JURNAL DIDAKTIKA ISLAMIKA | 9 Volume 7 Nomor 1 Pebruari 2016
Masrukhi
Antara BEM dan UKM Kendatipun tidak ada regulasi yang membagi ruang lingkup kegiatan kedua organisasi mahasiswa ini, akan tetapi dalam sejaran perjalanan panjangnya kedua oraganisasi ini menggeluti ranah yang berbeda. Dalam regulasi lama SK Mendikbud 155 tahun 1998 misalnya, hanya ditegaskan bahwa organisasi kemahasiswaan bertujuan untuk (a) mengembangkan kegiatan kemahasiswaan sesuai dengan visi dan misi Pendidikan Tinggi, (b) mengembangkan penalaran dan keilmuan; penelusuran, bakat, minat, dan kemampuan; kesejahteraan; kewirausahaan, kepedulian sosial dan kegiatan penunjang, yang berlandasan pada kaidah akademis, moral, dan etika ilmu pengetahuan serta kepentingan masyarakat, dan (c) mengembangkan dan meningkatkan kualitas program dan sarana penunjangnya. BEM adalah lembaga kemahasiswaan yang menjalankan organisasi serupa pemerintahaan (lembaga eksekutif). Dipimpin oleh ketua/presiden BEM yang dipilih melalui pemilu mahasiswa setiap tahunnya. BEM Universitas merupakan lembaga tinggi eksekutif organisasi kemahasiswaan universitas yang keanggotaannya terdiri dari mahasiswa yang terpilih untuk menjabat sebagai presiden mahasiswa, sekretaris jenderal dan sejumlah departemen.
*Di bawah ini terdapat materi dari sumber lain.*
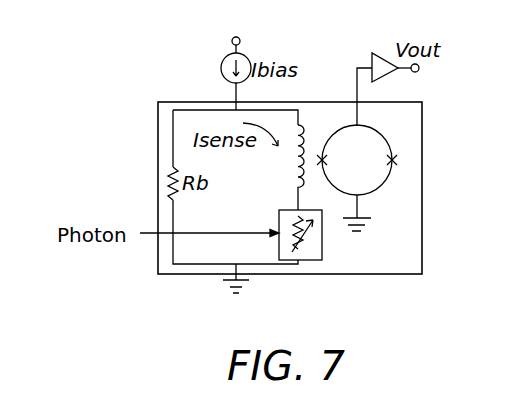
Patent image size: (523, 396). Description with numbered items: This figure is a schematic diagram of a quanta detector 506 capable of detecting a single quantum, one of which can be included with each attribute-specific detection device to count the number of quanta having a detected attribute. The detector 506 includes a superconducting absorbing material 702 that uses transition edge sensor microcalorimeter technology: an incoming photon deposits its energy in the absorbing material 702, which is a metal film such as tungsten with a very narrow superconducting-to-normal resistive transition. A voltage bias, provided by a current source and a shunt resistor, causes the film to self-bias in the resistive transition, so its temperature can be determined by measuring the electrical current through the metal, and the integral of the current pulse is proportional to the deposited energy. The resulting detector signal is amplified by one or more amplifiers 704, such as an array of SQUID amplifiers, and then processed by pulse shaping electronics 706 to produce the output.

The quanta detector 506 is at (112, 59).
The superconducting absorbing material 702 is at (322, 257).
The amplifiers 704 is at (387, 180).
The pulse shaping electronics 706 is at (375, 53).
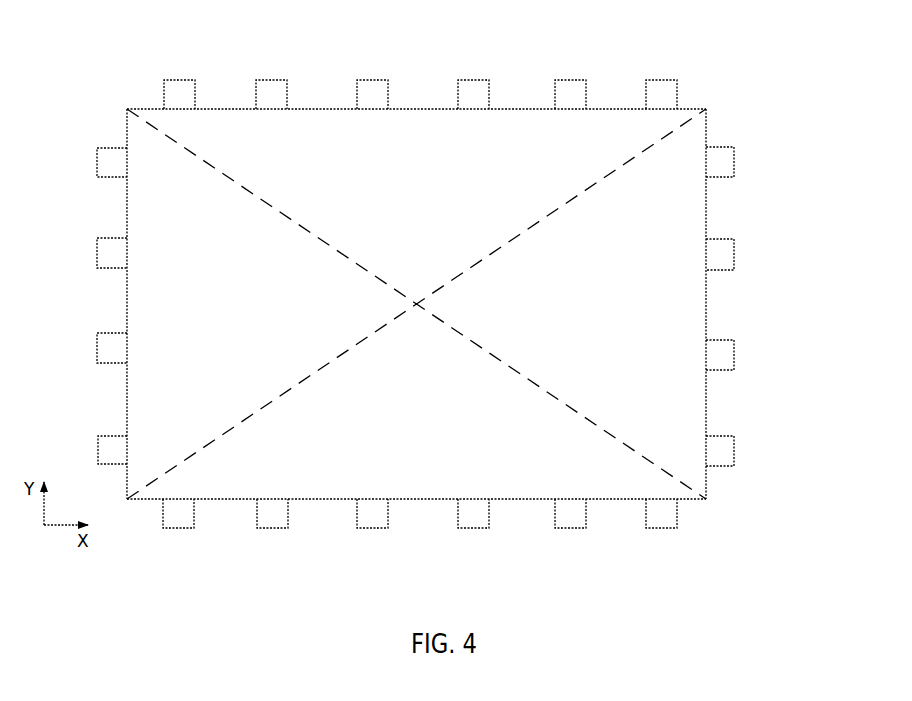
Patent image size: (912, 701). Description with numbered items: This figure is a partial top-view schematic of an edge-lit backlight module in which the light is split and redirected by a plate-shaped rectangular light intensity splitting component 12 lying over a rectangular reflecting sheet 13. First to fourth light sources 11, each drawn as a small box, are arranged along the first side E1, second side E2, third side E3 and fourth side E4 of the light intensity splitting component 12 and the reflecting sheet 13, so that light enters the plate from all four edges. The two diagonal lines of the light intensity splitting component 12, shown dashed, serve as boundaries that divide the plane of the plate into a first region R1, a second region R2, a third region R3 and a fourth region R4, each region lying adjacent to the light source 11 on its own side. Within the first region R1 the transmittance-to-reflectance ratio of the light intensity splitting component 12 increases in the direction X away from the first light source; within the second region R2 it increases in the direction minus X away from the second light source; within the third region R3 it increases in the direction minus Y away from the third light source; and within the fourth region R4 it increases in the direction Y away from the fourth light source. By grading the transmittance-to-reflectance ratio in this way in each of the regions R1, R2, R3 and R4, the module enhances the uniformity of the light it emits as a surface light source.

The light sources 11 is at (98, 450).
The plate-shaped rectangular light intensity splitting component 12 is at (415, 301).
The rectangular reflecting sheet 13 is at (477, 299).
The first side E1 is at (126, 224).
The second side E2 is at (707, 225).
The third side E3 is at (343, 108).
The fourth side E4 is at (440, 500).
The first region R1 is at (260, 292).
The second region R2 is at (560, 290).
The third region R3 is at (418, 182).
The fourth region R4 is at (412, 414).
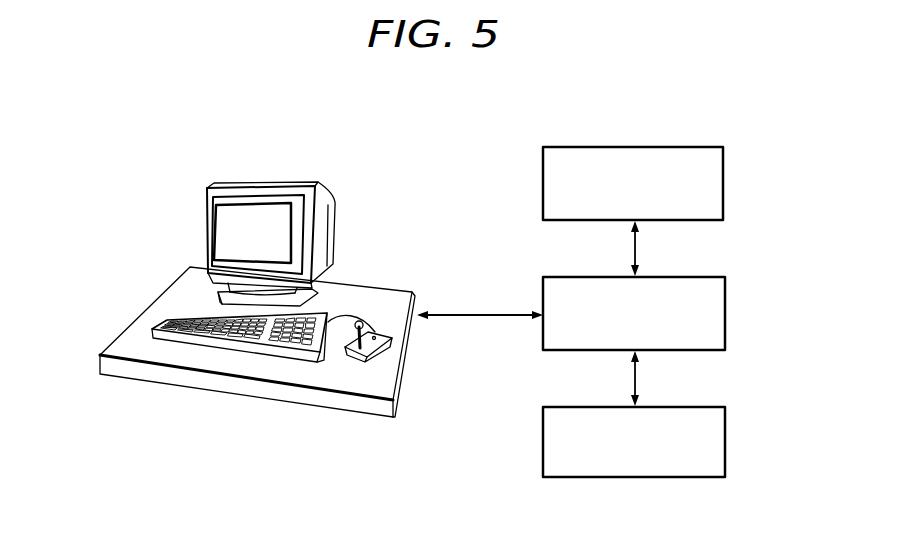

Karen posisinya sebagai lembaga eksekutif, maka keberadaan BEM ini diikuti pula oleh lembaga legislasinya yaitu DPM, yang berfungsi mengawasi kegiatan yang dilaksanakan oleh Badan Eksekutif Mahasiswa (BEM) di tingkat Universitas, menyerap aspirasi mahasiswa serta menyalurkan aspirasi ke pihak-pihak yang berkepentingan. Hasil monitoring kinerja BEM ini kemudikan dilaporkan kepada lembaga di atasnya yaitu Majelis Permusyawaratan Mahasiswa (MPM). Lembaga ini bertugas mengamandemen dan menetapkan konstitusi dasar, serta meminta laporan pertanggungjawaban Badan Eksekutif Mahasiswa Universitas (BEMU). MPM beranggotakan seluruh anggota DPM ditambah dengan senator keluarga mahasiswa, yang merupakan perwakilan langsung dari himpunan-himpunan mahasiswa. Badan eksekutif mahasiswa cenderung mengambil porsi kegiatan pada pengembangan politik dan kepemimpinan mahasiswa, serta pengkritisan terhadap masalah sosial kemasyarakatan. Keberadaan Bem ini terstruktur sejak BEM tingkat universitas, BEM fakultas, sampai pada himpunan-himpunan di tingkat jurusan atau program studi. Itulah sebabnya gerakan mahasiswa yang mengkritisi kebijakan pemerintah baik pada tataran nasional maupun lokal, dilakukan oleh Badan eksekutif mahasiswa ini.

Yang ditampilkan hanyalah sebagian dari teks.